La capitale jordanienne a accueilli une réunion militaire de haut niveau consacrée à la coordination sécuritaire entre les États-Unis, la Jordanie et la nouvelle Syrie post-Assad. Cette rencontre, révélatrice du repositionnement de Damas, marque une étape supplémentaire dans l’ancrage du pouvoir syrien de transition au sein du dispositif régional piloté par Washington. L’événement traduit la volonté de l’administration américaine de reconfigurer les équilibres militaires du Levant en intégrant l’appareil sécuritaire syrien à son architecture de coopération, aux côtés d’Amman, partenaire historique du Pentagone.
Un basculement stratégique assumé par le nouveau pouvoir syrien
Depuis la prise de Damas par les forces menées par Ahmad al-Charaa fin 2024, la Syrie a méthodiquement démantelé les canaux de coopération militaire hérités de l’ère Assad, notamment avec Moscou et Téhéran. La séquence d’Amman confirme cette rupture. En dépêchant une délégation militaire aux côtés de responsables jordaniens et américains, Damas signale son adhésion à un cadre régional dont l’axe de gravité s’est déplacé vers le commandement central américain, le CENTCOM. Cette inflexion s’inscrit dans le prolongement de contacts déjà noués ces derniers mois entre les nouvelles autorités syriennes et des émissaires occidentaux.
La rencontre porte, selon les éléments rapportés, sur la lutte contre les résidus de l’organisation État islamique, la gestion de la frontière jordano-syrienne et la circulation des flux illicites, en particulier le trafic de captagon qui avait empoisonné les relations entre Amman et l’ancien régime. La Jordanie, longtemps confrontée à l’instabilité de sa frontière nord, voit dans ce nouveau cadre une opportunité de sécuriser durablement son flanc septentrional. Le royaume hachémite joue de facto un rôle de facilitateur entre Washington et Damas.
Washington structure un nouvel arc sécuritaire au Levant
Pour l’administration américaine, l’intégration militaire progressive de la Syrie répond à plusieurs objectifs convergents. Il s’agit d’abord de consolider un glacis sunnite face à l’influence iranienne, considérablement affaiblie après les revers du Hezbollah au Liban et la chute de son allié syrien. Il s’agit ensuite de rationaliser la présence militaire américaine dans la région, alors que le débat sur le maintien des troupes déployées dans le nord-est syrien reste ouvert à Washington. La coordination directe avec Damas permettrait, à terme, de transférer certaines missions de sécurité aux forces syriennes reconstituées.
La dimension symbolique n’échappe à aucun observateur. Pour la première fois depuis des décennies, un pouvoir en place à Damas s’assied à la même table qu’un commandement militaire américain sans conditionnalité manifeste. Le contraste avec la posture de Bachar al-Assad, longtemps désigné comme adversaire par plusieurs administrations successives à Washington, est saisissant. La levée progressive de sanctions américaines et européennes ces derniers mois a préparé le terrain à cette normalisation opérationnelle.
Des équilibres régionaux redessinés
Le rapprochement soulève des interrogations dans plusieurs capitales de la région. Moscou, qui a perdu l’essentiel de son influence militaire en Syrie avec l’incertitude pesant sur les bases de Hmeimim et Tartous, observe avec inquiétude cette recomposition. Téhéran, privé de son corridor terrestre vers le Liban, voit s’éloigner toute perspective de reconstitution du croissant chiite. À l’inverse, Ankara et Riyad, qui ont soutenu la transition syrienne à des degrés divers, tirent parti de cette redistribution des cartes.

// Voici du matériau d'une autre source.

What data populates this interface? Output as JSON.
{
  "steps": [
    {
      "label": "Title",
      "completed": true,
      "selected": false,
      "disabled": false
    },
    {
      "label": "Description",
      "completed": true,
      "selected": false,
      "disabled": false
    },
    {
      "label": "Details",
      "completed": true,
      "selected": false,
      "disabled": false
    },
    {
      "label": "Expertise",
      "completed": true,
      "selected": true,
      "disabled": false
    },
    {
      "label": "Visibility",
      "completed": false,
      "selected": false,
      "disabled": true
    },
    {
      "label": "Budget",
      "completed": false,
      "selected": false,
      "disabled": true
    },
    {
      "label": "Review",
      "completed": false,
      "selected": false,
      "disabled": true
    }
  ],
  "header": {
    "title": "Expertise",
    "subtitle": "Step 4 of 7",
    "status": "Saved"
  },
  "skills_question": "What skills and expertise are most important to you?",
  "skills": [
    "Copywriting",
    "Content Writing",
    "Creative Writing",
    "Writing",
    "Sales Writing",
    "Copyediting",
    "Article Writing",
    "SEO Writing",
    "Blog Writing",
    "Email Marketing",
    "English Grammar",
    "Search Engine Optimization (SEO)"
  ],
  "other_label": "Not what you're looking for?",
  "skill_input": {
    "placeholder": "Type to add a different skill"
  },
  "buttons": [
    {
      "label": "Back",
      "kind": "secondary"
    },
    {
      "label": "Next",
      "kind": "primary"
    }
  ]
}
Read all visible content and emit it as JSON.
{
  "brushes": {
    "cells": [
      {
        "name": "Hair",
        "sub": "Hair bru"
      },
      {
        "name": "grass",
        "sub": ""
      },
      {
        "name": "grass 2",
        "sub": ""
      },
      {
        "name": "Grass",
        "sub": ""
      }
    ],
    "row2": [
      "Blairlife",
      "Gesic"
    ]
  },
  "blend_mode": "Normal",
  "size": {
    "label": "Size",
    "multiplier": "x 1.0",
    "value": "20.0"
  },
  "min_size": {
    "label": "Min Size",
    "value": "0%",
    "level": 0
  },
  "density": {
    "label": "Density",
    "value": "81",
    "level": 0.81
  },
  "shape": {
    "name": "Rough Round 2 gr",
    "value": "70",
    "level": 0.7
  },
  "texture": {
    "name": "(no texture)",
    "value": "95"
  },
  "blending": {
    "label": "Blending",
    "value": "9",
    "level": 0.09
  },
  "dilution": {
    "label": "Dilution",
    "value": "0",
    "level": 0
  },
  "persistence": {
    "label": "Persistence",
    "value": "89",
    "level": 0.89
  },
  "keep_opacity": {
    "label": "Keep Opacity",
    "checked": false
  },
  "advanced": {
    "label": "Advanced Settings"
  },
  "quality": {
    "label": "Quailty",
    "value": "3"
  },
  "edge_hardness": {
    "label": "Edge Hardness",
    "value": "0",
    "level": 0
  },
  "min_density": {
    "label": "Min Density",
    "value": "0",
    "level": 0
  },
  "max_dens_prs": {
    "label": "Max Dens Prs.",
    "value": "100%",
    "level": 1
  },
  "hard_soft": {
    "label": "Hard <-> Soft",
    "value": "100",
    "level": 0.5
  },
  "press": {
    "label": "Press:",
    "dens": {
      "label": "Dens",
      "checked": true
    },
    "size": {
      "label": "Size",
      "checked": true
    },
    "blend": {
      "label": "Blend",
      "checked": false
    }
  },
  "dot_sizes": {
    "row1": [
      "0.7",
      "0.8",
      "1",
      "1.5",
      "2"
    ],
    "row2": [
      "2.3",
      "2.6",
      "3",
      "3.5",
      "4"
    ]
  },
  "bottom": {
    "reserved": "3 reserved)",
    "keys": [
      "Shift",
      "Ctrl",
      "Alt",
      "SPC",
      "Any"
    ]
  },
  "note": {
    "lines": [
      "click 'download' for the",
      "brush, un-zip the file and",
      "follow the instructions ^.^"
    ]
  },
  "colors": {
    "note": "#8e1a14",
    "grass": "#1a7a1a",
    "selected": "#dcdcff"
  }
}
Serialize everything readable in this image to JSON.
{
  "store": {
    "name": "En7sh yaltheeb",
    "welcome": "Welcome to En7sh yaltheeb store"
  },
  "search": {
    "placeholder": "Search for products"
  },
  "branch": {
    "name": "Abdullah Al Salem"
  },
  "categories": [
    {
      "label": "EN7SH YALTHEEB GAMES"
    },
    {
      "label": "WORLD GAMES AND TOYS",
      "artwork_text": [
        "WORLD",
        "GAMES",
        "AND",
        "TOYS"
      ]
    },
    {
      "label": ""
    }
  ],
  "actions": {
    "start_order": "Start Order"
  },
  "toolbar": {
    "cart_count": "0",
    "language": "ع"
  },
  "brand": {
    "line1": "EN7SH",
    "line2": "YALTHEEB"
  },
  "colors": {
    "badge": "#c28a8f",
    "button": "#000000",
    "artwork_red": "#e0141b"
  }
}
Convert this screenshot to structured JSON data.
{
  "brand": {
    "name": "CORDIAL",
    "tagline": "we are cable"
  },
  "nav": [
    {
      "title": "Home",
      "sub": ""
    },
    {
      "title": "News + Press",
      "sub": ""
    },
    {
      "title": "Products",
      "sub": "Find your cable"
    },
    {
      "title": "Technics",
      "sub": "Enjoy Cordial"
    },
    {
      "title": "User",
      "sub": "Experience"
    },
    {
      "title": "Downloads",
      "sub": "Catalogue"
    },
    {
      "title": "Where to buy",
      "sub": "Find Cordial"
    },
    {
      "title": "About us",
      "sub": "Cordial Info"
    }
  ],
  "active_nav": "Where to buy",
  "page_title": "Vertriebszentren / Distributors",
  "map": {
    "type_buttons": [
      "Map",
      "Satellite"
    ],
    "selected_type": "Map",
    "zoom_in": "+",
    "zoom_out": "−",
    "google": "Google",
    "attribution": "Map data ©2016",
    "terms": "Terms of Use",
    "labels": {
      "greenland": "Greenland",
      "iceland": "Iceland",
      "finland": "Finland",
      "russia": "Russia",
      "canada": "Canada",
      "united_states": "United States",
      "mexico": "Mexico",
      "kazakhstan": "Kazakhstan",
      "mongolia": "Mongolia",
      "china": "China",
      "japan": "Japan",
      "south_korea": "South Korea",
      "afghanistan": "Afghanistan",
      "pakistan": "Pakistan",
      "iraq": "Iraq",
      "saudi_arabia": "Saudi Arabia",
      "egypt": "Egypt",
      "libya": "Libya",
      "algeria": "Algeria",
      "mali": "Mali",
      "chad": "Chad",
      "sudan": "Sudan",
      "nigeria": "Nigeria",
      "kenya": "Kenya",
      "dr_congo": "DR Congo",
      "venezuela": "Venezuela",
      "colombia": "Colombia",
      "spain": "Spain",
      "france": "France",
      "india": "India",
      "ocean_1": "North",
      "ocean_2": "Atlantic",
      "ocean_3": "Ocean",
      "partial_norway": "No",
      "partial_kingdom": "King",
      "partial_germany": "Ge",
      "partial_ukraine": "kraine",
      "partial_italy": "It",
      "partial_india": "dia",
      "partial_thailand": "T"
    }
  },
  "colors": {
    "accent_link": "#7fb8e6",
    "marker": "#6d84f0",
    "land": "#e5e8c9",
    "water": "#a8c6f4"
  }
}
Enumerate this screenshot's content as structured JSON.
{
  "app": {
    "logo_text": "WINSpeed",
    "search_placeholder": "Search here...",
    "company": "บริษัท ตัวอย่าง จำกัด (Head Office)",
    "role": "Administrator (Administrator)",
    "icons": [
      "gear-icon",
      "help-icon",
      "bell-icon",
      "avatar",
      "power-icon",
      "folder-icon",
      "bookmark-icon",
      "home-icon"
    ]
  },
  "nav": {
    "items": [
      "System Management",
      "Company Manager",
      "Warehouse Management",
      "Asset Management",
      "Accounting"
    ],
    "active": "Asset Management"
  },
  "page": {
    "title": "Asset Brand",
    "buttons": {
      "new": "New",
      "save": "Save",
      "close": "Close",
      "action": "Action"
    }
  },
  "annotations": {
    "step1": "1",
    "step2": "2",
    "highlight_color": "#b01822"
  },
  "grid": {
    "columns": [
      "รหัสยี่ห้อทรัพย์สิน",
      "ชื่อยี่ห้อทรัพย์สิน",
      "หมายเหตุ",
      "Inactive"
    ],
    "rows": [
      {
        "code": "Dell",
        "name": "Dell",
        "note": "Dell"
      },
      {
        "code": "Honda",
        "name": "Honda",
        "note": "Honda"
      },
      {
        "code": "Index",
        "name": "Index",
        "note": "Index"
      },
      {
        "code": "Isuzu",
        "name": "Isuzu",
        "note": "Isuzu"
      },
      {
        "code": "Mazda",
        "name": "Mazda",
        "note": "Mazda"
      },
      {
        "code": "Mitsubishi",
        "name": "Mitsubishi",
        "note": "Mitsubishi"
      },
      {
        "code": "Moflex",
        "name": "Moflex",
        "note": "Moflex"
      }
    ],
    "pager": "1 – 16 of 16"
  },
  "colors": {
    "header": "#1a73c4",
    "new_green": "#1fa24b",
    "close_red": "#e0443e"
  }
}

La question israélienne demeure suspendue au-dessus du dossier. Depuis décembre 2024, l’armée israélienne occupe des positions élargies dans le sud syrien et multiplie les frappes contre les capacités militaires héritées de l’ancien régime. La coordination sécuritaire pilotée depuis Amman pourrait, à moyen terme, ouvrir la voie à des arrangements plus formalisés entre Damas et Tel-Aviv, sous égide américaine, à l’image de ce que Washington tente de construire dans d’autres théâtres du Moyen-Orient.
Reste que le pari américain n’est pas exempt de fragilités. La cohésion interne de la Syrie nouvelle demeure incertaine, les tensions confessionnelles persistent, et la capacité du pouvoir de transition à imposer son autorité sur l’ensemble du territoire reste à démontrer. La réunion d’Amman engage néanmoins Damas sur une trajectoire dont il sera difficile de dévier. Selon Al Akhbar, la Syrie renforce ainsi son insertion dans le dispositif américain régional.